Petri Matikainen formte mit speziellen Methoden eine kompakte Mannschaft mit einem überragenden Goalie.

von Peter Karlik

Der Start der Klagenfurter in die Meisterschaft war ein durchwachsener: Nach acht Runden gab es vier Siege und vier Niederlagen. Auch das Ende des Grunddurchganges verlief mit fünf Niederlagen in acht Spielen nicht nach Wunsch. Doch zu diesem Zeitpunkt hatte der KAC ein halbes Dutzend verletzte Spieler.

Darunter auch Nick Petersen. Der 29-jährige Kanadier ist einer jener Spieler, der allein ein Ticketseller sein kann. Im Vorjahr war er bei Berlin und der Top-Scorer im DEL-Play-off. Weil die Lebensqualität am Wörthersee für einen Eishockey-Profi so hoch ist, war er für den KAC erschwinglich und genießt jetzt das Leben mit seiner Tochter in Klagenfurt.

An die Leistung wie im Vorjahr im DEL-Play-off konnte er heuer beim KAC nicht anschließen, aber das kann auch an einer Verletzung liegen, die er sich im Viertelfinale gegen Bozen zugezogen hatte und die nach nur zwei Wochen Pause sicher nicht verheilt ist.

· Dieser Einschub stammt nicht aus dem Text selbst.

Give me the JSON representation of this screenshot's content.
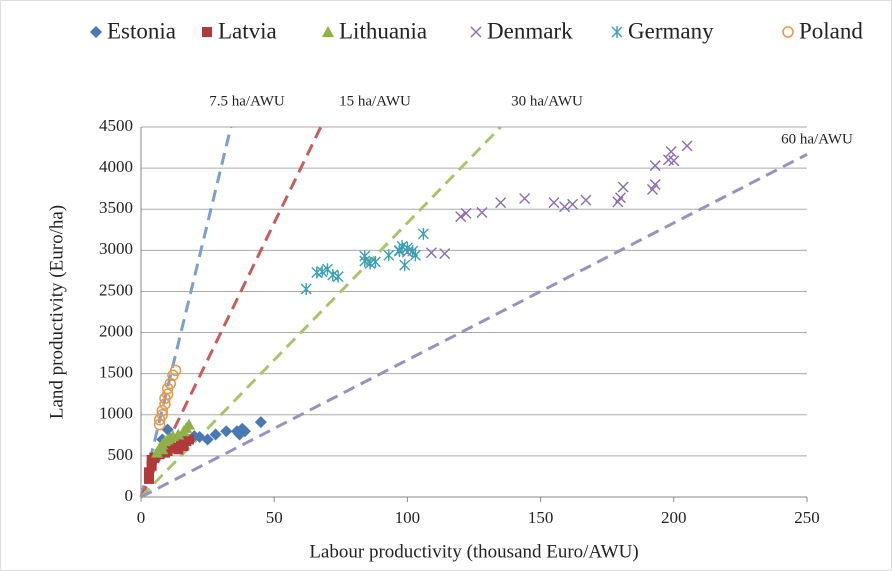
{
  "chart_data": {
    "type": "scatter",
    "xlabel": "Labour productivity (thousand Euro/AWU)",
    "ylabel": "Land productivity (Euro/ha)",
    "xlim": [
      0,
      250
    ],
    "xticks": [
      0,
      50,
      100,
      150,
      200,
      250
    ],
    "ylim": [
      0,
      4500
    ],
    "yticks": [
      0,
      500,
      1000,
      1500,
      2000,
      2500,
      3000,
      3500,
      4000,
      4500
    ],
    "grid": true,
    "legend": "top",
    "series": [
      {
        "name": "Estonia",
        "color": "#4a78b4",
        "marker": "diamond",
        "x": [
          5,
          6,
          8,
          10,
          12,
          15,
          20,
          22,
          25,
          28,
          32,
          36,
          37,
          38,
          39,
          45
        ],
        "values": [
          450,
          500,
          700,
          820,
          720,
          730,
          740,
          730,
          700,
          760,
          800,
          800,
          760,
          830,
          800,
          910
        ]
      },
      {
        "name": "Latvia",
        "color": "#b03a3a",
        "marker": "square",
        "x": [
          3,
          3,
          4,
          4,
          5,
          7,
          9,
          10,
          12,
          14,
          15,
          16,
          17,
          18
        ],
        "values": [
          220,
          300,
          380,
          450,
          480,
          520,
          540,
          560,
          600,
          580,
          650,
          620,
          680,
          700
        ]
      },
      {
        "name": "Lithuania",
        "color": "#8fb04a",
        "marker": "triangle",
        "x": [
          6,
          7,
          8,
          8,
          9,
          10,
          11,
          12,
          14,
          16,
          17,
          18
        ],
        "values": [
          540,
          600,
          580,
          640,
          680,
          700,
          720,
          740,
          760,
          800,
          840,
          880
        ]
      },
      {
        "name": "Denmark",
        "color": "#8a6bb4",
        "marker": "x",
        "x": [
          100,
          109,
          114,
          120,
          122,
          128,
          135,
          144,
          155,
          159,
          162,
          167,
          179,
          180,
          181,
          192,
          193,
          193,
          198,
          199,
          200,
          205
        ],
        "values": [
          2980,
          2970,
          2960,
          3410,
          3450,
          3460,
          3580,
          3630,
          3580,
          3530,
          3560,
          3610,
          3590,
          3640,
          3770,
          3740,
          3800,
          4030,
          4100,
          4200,
          4090,
          4270
        ]
      },
      {
        "name": "Germany",
        "color": "#3aa0b5",
        "marker": "asterisk",
        "x": [
          62,
          66,
          68,
          70,
          72,
          74,
          84,
          84,
          86,
          88,
          93,
          97,
          97,
          98,
          99,
          100,
          102,
          103,
          106
        ],
        "values": [
          2530,
          2730,
          2740,
          2770,
          2700,
          2680,
          2870,
          2930,
          2840,
          2860,
          2940,
          3000,
          2990,
          3050,
          2820,
          3030,
          2990,
          2940,
          3200
        ]
      },
      {
        "name": "Poland",
        "color": "#e8964a",
        "marker": "circle",
        "x": [
          7,
          7,
          8,
          8,
          9,
          9,
          10,
          10,
          11,
          12,
          13
        ],
        "values": [
          880,
          940,
          1000,
          1050,
          1130,
          1200,
          1250,
          1320,
          1380,
          1480,
          1540
        ]
      }
    ],
    "reference_lines": [
      {
        "label": "7.5 ha/AWU",
        "color": "#7c9fcf",
        "x": [
          0,
          33.75
        ],
        "values": [
          0,
          4500
        ]
      },
      {
        "label": "15 ha/AWU",
        "color": "#c95c5a",
        "x": [
          0,
          67.5
        ],
        "values": [
          0,
          4500
        ]
      },
      {
        "label": "30 ha/AWU",
        "color": "#a8c56c",
        "x": [
          0,
          135
        ],
        "values": [
          0,
          4500
        ]
      },
      {
        "label": "60 ha/AWU",
        "color": "#9a90c2",
        "x": [
          0,
          250
        ],
        "values": [
          0,
          4167
        ]
      }
    ]
  }
}
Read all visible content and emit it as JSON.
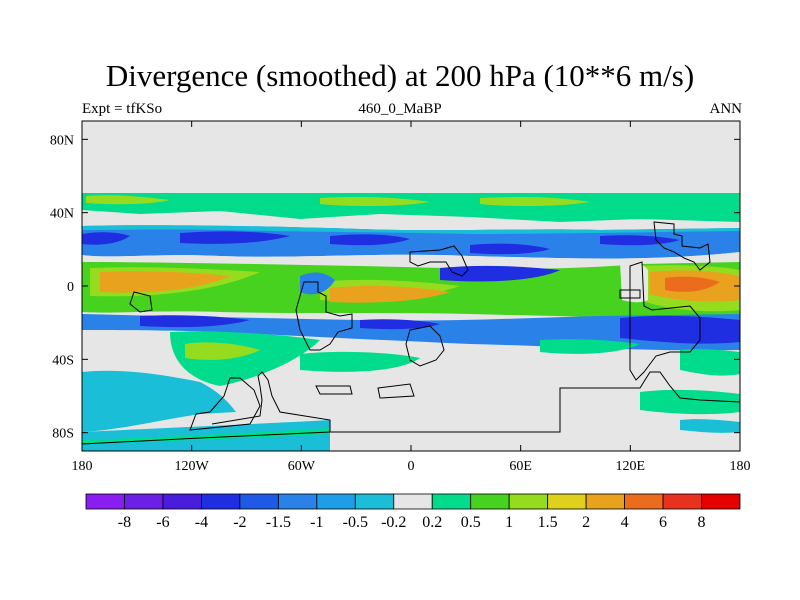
{
  "header": {
    "title": "Divergence (smoothed) at 200 hPa (10**6 m/s)",
    "left": "Expt = tfKSo",
    "center": "460_0_MaBP",
    "right": "ANN"
  },
  "chart_data": {
    "type": "heatmap",
    "title": "Divergence (smoothed) at 200 hPa (10**6 m/s)",
    "subtitle_left": "Expt = tfKSo",
    "subtitle_center": "460_0_MaBP",
    "subtitle_right": "ANN",
    "xlim": [
      -180,
      180
    ],
    "ylim": [
      -90,
      90
    ],
    "x_ticks": [
      -180,
      -120,
      -60,
      0,
      60,
      120,
      180
    ],
    "x_tick_labels": [
      "180",
      "120W",
      "60W",
      "0",
      "60E",
      "120E",
      "180"
    ],
    "y_ticks": [
      80,
      40,
      0,
      -40,
      -80
    ],
    "y_tick_labels": [
      "80N",
      "40N",
      "0",
      "40S",
      "80S"
    ],
    "colorbar": {
      "levels": [
        "-8",
        "-6",
        "-4",
        "-2",
        "-1.5",
        "-1",
        "-0.5",
        "-0.2",
        "0.2",
        "0.5",
        "1",
        "1.5",
        "2",
        "4",
        "6",
        "8"
      ],
      "colors": [
        "#8a1ef0",
        "#6c20e6",
        "#4a1cdc",
        "#1e2ee0",
        "#1e5ae6",
        "#2a82e8",
        "#1e9ee6",
        "#1abed6",
        "#e6e6e6",
        "#00dc8c",
        "#46d21e",
        "#96dc1e",
        "#e0d01e",
        "#e8a21e",
        "#ec6c1e",
        "#e6321e",
        "#e60000"
      ]
    },
    "fields": [
      {
        "lon": -180,
        "lat": 47,
        "value": 0.3,
        "label": "zonal green band ~45N"
      },
      {
        "lon": -155,
        "lat": 27,
        "value": -1.3,
        "label": "blue band 25N"
      },
      {
        "lon": -120,
        "lat": 8,
        "value": 2.0,
        "label": "tropical divergence west Pacific/Americas"
      },
      {
        "lon": -20,
        "lat": -4,
        "value": 2.6,
        "label": "tropical Atlantic/Africa"
      },
      {
        "lon": 20,
        "lat": 2,
        "value": -1.5,
        "label": "convergence over Africa"
      },
      {
        "lon": 145,
        "lat": 2,
        "value": 4.5,
        "label": "maximum divergence west Pacific"
      },
      {
        "lon": 135,
        "lat": -25,
        "value": -2.5,
        "label": "strong convergence SH subtropics"
      },
      {
        "lon": -130,
        "lat": -38,
        "value": 0.8,
        "label": "SH midlatitude divergence"
      },
      {
        "lon": -165,
        "lat": -70,
        "value": -0.7,
        "label": "Southern Ocean convergence"
      },
      {
        "lon": 0,
        "lat": -70,
        "value": 0.0,
        "label": "Antarctica neutral"
      }
    ]
  }
}
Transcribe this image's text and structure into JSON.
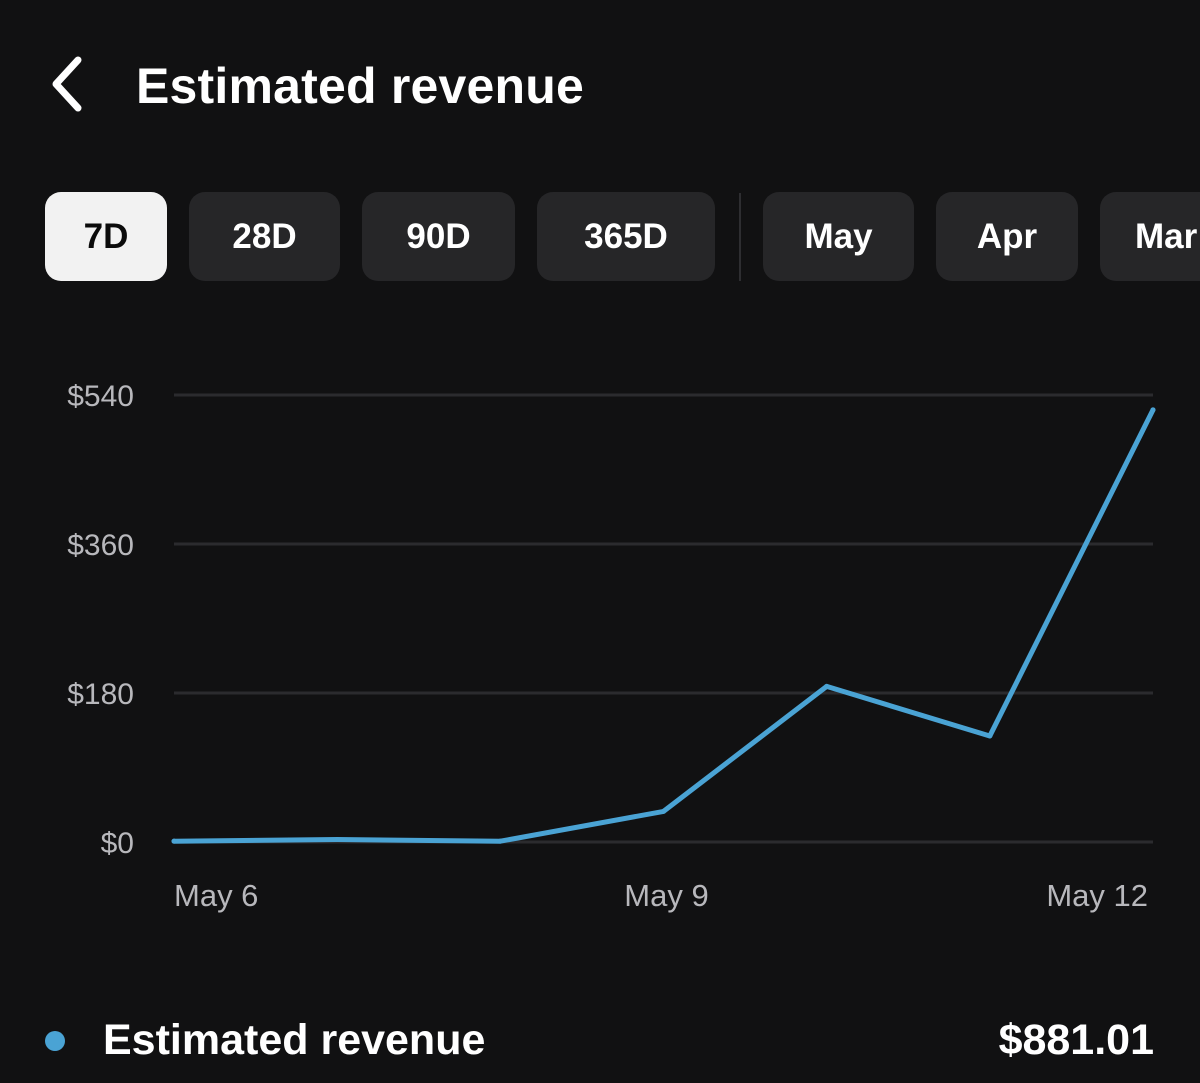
{
  "header": {
    "back_icon": "chevron-left-icon",
    "title": "Estimated revenue"
  },
  "tabs": [
    {
      "label": "7D",
      "active": true
    },
    {
      "label": "28D",
      "active": false
    },
    {
      "label": "90D",
      "active": false
    },
    {
      "label": "365D",
      "active": false
    }
  ],
  "month_tabs": [
    {
      "label": "May",
      "active": false
    },
    {
      "label": "Apr",
      "active": false
    },
    {
      "label": "Mar",
      "active": false
    }
  ],
  "colors": {
    "background": "#111112",
    "line": "#4aa3d4",
    "gridline": "#2b2b2e",
    "tick_text": "#b8b8bc",
    "tab_bg": "#262628",
    "tab_active_bg": "#f2f2f2"
  },
  "chart_data": {
    "type": "line",
    "title": "",
    "xlabel": "",
    "ylabel": "",
    "x_ticks": [
      "May 6",
      "May 9",
      "May 12"
    ],
    "y_ticks": [
      "$0",
      "$180",
      "$360",
      "$540"
    ],
    "ylim": [
      0,
      540
    ],
    "grid": true,
    "series": [
      {
        "name": "Estimated revenue",
        "x": [
          6,
          7,
          8,
          9,
          10,
          11,
          12
        ],
        "values": [
          1,
          3,
          1,
          37,
          188,
          128,
          522
        ]
      }
    ]
  },
  "summary": {
    "label": "Estimated revenue",
    "value": "$881.01"
  }
}
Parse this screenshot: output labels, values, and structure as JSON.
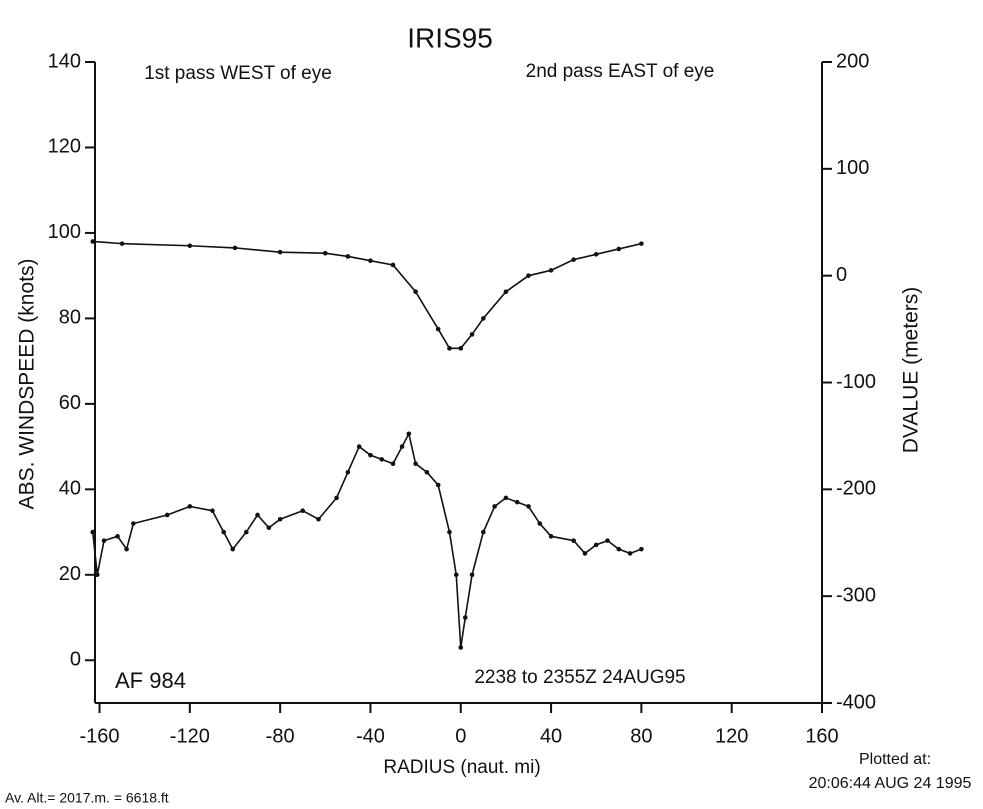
{
  "chart_data": {
    "type": "line",
    "title": "IRIS95",
    "xlabel": "RADIUS (naut. mi)",
    "ylabel": "ABS. WINDSPEED (knots)",
    "y2label": "DVALUE (meters)",
    "annotations": [
      "1st pass WEST of eye",
      "2nd pass EAST of eye",
      "AF 984",
      "2238 to 2355Z 24AUG95"
    ],
    "footer": [
      "Plotted at:",
      "20:06:44 AUG 24 1995",
      "Av. Alt.= 2017.m. =  6618.ft"
    ],
    "xlim": [
      -162,
      160
    ],
    "xticks": [
      -160,
      -120,
      -80,
      -40,
      0,
      40,
      80,
      120,
      160
    ],
    "ylim": [
      -10,
      140
    ],
    "yticks": [
      0,
      20,
      40,
      60,
      80,
      100,
      120,
      140
    ],
    "y2lim": [
      -400,
      200
    ],
    "y2ticks": [
      -400,
      -300,
      -200,
      -100,
      0,
      100,
      200
    ],
    "series": [
      {
        "color": "#111111",
        "x": [
          -163,
          -161,
          -158,
          -152,
          -148,
          -145,
          -130,
          -120,
          -110,
          -105,
          -101,
          -95,
          -90,
          -85,
          -80,
          -70,
          -63,
          -55,
          -50,
          -45,
          -40,
          -35,
          -30,
          -26,
          -23,
          -20,
          -15,
          -10,
          -5,
          -2,
          0,
          2,
          5,
          10,
          15,
          20,
          25,
          30,
          35,
          40,
          50,
          55,
          60,
          65,
          70,
          75,
          80
        ],
        "values": [
          30,
          20,
          28,
          29,
          26,
          32,
          34,
          36,
          35,
          30,
          26,
          30,
          34,
          31,
          33,
          35,
          33,
          38,
          44,
          50,
          48,
          47,
          46,
          50,
          53,
          46,
          44,
          41,
          30,
          20,
          3,
          10,
          20,
          30,
          36,
          38,
          37,
          36,
          32,
          29,
          28,
          25,
          27,
          28,
          26,
          25,
          26
        ]
      },
      {
        "color": "#111111",
        "axis": "y2",
        "x": [
          -163,
          -150,
          -120,
          -100,
          -80,
          -60,
          -50,
          -40,
          -30,
          -20,
          -10,
          -5,
          0,
          5,
          10,
          20,
          30,
          40,
          50,
          60,
          70,
          80
        ],
        "values": [
          32,
          30,
          28,
          26,
          22,
          21,
          18,
          14,
          10,
          -15,
          -50,
          -68,
          -68,
          -55,
          -40,
          -15,
          0,
          5,
          15,
          20,
          25,
          30
        ]
      }
    ]
  }
}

Ein Mosaikstück in der Klagenfurter Erfolgsgeschichte ist natürlich auch Trainer Petri Matikainen. Der Finne hat es geschafft, die Gruppen in der KAC-Mannschaft zu einen. Während Ex-Coach Mike Pellegrims mit seinen cholerischen Anfällen alle Mitarbeiter in den Wahnsinn getrieben hatte und sein Nachfolger Steve Walker nie zur Persönlichkeit wurde, war Matikainen vom ersten Tag an auf das große Ziel fokussiert. Mit Motivationsvideos und Teambuilding-Aktionen schwor er die Spieler auf das Play-off ein. Und er schaffte es, dass sein Team verschiedene Taktiken ausüben konnte. Wurde gegen Bozen im Viertelfinale wenig ansehnlich gespielt und wenig in das Spiel investiert, so stieg das Niveau im Semifinale gegen die offensiv starken Grazer an – der agierte KAC viel offensiver.

 

Wobei das 4:0 gegen Graz dem KAC schmeichelte. Mehrmals standen die Partien an der Kippe und wurden vor allem durch Tormann Lars Haugen gewonnen. Die Goalie-Leistungen sind die größte Differenz zum KAC der vergangenen Jahre. Weil Haugen so sicher ist, konnten die Spieler Selbstvertrauen gewinnen und als Mannschaft das Gewinnen lernen.